If I had a Toblerone for every illegible prescription that a doctor wrote, I’d be swimming in chocolate heaven.

I’ve been hard pressed to find a reason why doctors write prescriptions that as a patient you find hard to decipher. Maybe it’s their busy schedule or their desire to make you keep coming back; I don’t know.

However, the pharmacist has no problem figuring out the prescription and filling it out in one minute. But, when you go home, you wonder whether you’re supposed to take the tablet thrice a day or twice a day. Forget that, sometimes it’s hard to figure out which tablet you’re supposed to take.

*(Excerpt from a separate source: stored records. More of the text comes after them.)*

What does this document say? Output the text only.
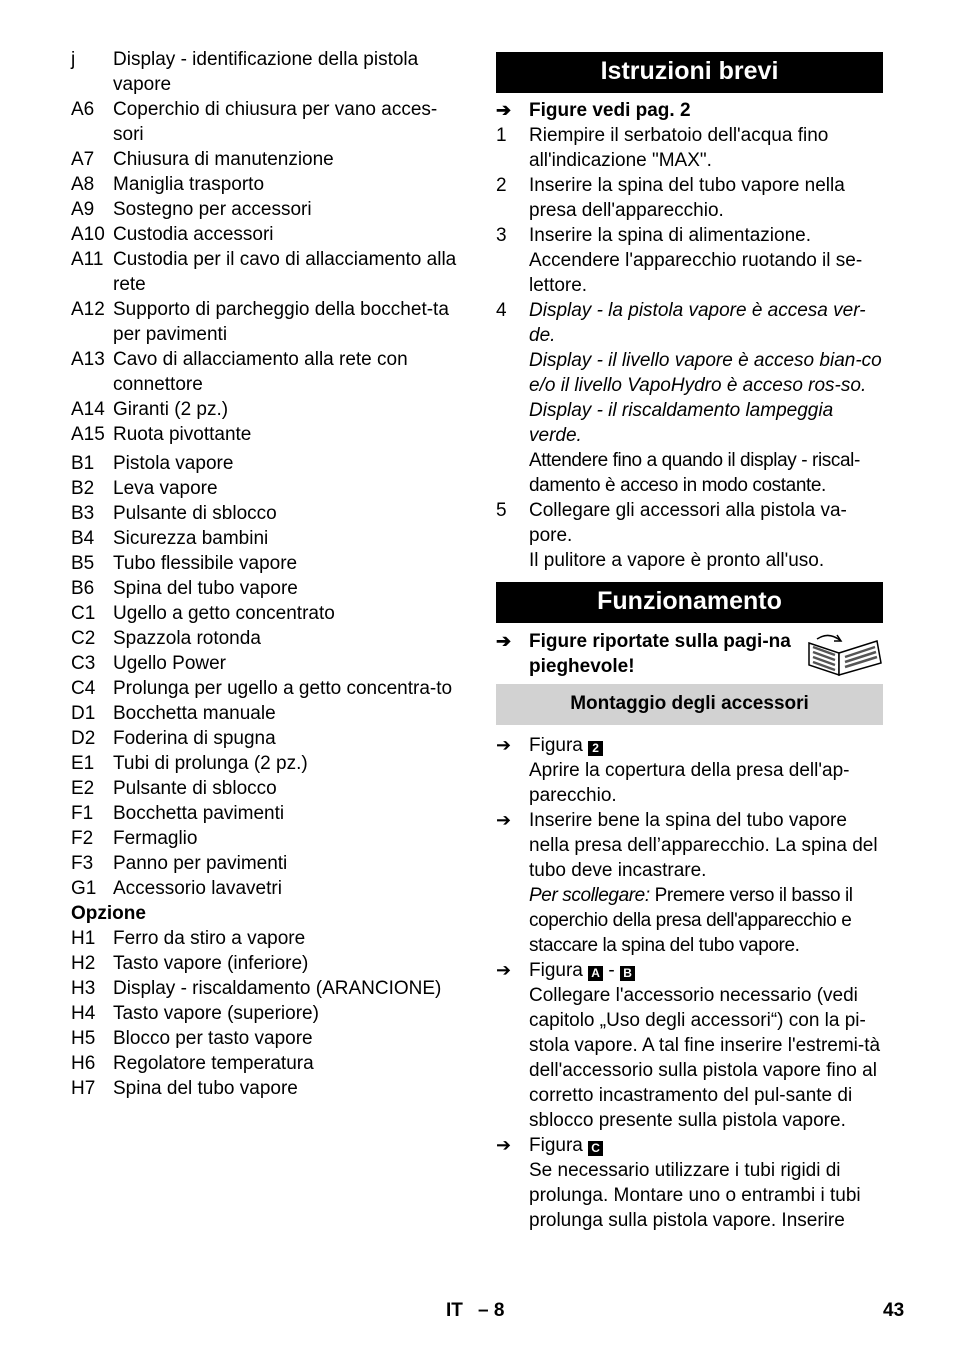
j	Display - identificazione della pistola vapore
A6 Coperchio di chiusura per vano acces-sori
A7 Chiusura di manutenzione
A8 Maniglia trasporto
A9 Sostegno per accessori
A10 Custodia accessori
A11 Custodia per il cavo di allacciamento alla rete
A12 Supporto di parcheggio della bocchet-ta per pavimenti
A13 Cavo di allacciamento alla rete con connettore
A14 Giranti (2 pz.)
A15 Ruota pivottante
B1 Pistola vapore
B2 Leva vapore
B3 Pulsante di sblocco
B4 Sicurezza bambini
B5 Tubo flessibile vapore
B6 Spina del tubo vapore
C1 Ugello a getto concentrato
C2 Spazzola rotonda
C3 Ugello Power
C4 Prolunga per ugello a getto concentra-to
D1 Bocchetta manuale
D2 Foderina di spugna
E1 Tubi di prolunga (2 pz.)
E2 Pulsante di sblocco
F1	Bocchetta pavimenti
F2	Fermaglio
F3	Panno per pavimenti
G1 Accessorio lavavetri
Opzione
H1 Ferro da stiro a vapore
H2 Tasto vapore (inferiore)
H3 Display - riscaldamento (ARANCIONE)
H4 Tasto vapore (superiore)
H5 Blocco per tasto vapore
H6 Regolatore temperatura
H7 Spina del tubo vapore
Istruzioni brevi
➔ Figure vedi pag. 2
1	Riempire il serbatoio dell'acqua fino all'indicazione "MAX".
2	Inserire la spina del tubo vapore nella presa dell'apparecchio.
3	Inserire la spina di alimentazione. Accendere l'apparecchio ruotando il se-lettore.
4	Display - la pistola vapore è accesa ver-de.
Display - il livello vapore è acceso bian-co e/o il livello VapoHydro è acceso ros-so.
Display - il riscaldamento lampeggia verde.
Attendere fino a quando il display - riscal-damento è acceso in modo costante.
5	Collegare gli accessori alla pistola va-pore.
Il pulitore a vapore è pronto all'uso.
Funzionamento
➔ Figure riportate sulla pagi-na pieghevole!
Montaggio degli accessori
➔ Figura 2
Aprire la copertura della presa dell'ap-parecchio.
➔ Inserire bene la spina del tubo vapore nella presa dell’apparecchio. La spina del tubo deve incastrare.
Per scollegare: Premere verso il basso il coperchio della presa dell'apparecchio e staccare la spina del tubo vapore.
➔ Figura A - B
Collegare l'accessorio necessario (vedi capitolo „Uso degli accessori“) con la pi-stola vapore. A tal fine inserire l'estremi-tà dell'accessorio sulla pistola vapore fino al corretto incastramento del pul-sante di sblocco presente sulla pistola vapore.
➔ Figura C
Se necessario utilizzare i tubi rigidi di prolunga. Montare uno o entrambi i tubi prolunga sulla pistola vapore. Inserire
IT – 8	43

In the US, the pharmacist prints out the instructions and sticks it on to the bottle. Here, in India, you get packaged strips, and sometimes when they’re less than ten, you may not be able to read the name of the tablet.

It’s surprising that people haven’t died from overdoses or under-doses. Or have they?

Doctors spend so much time learning about medicine, you have to wonder if they forget how to write. Maybe a course in legible handwriting should be compulsory every year of medical school. Heck, make it a test that doctors have to take every two or three years, like a renewal of a license.

Now, if you’ll excuse me, I have to go figure out how much of that cough medicine to take. If you don’t get more updates to this blog, you know who to blame.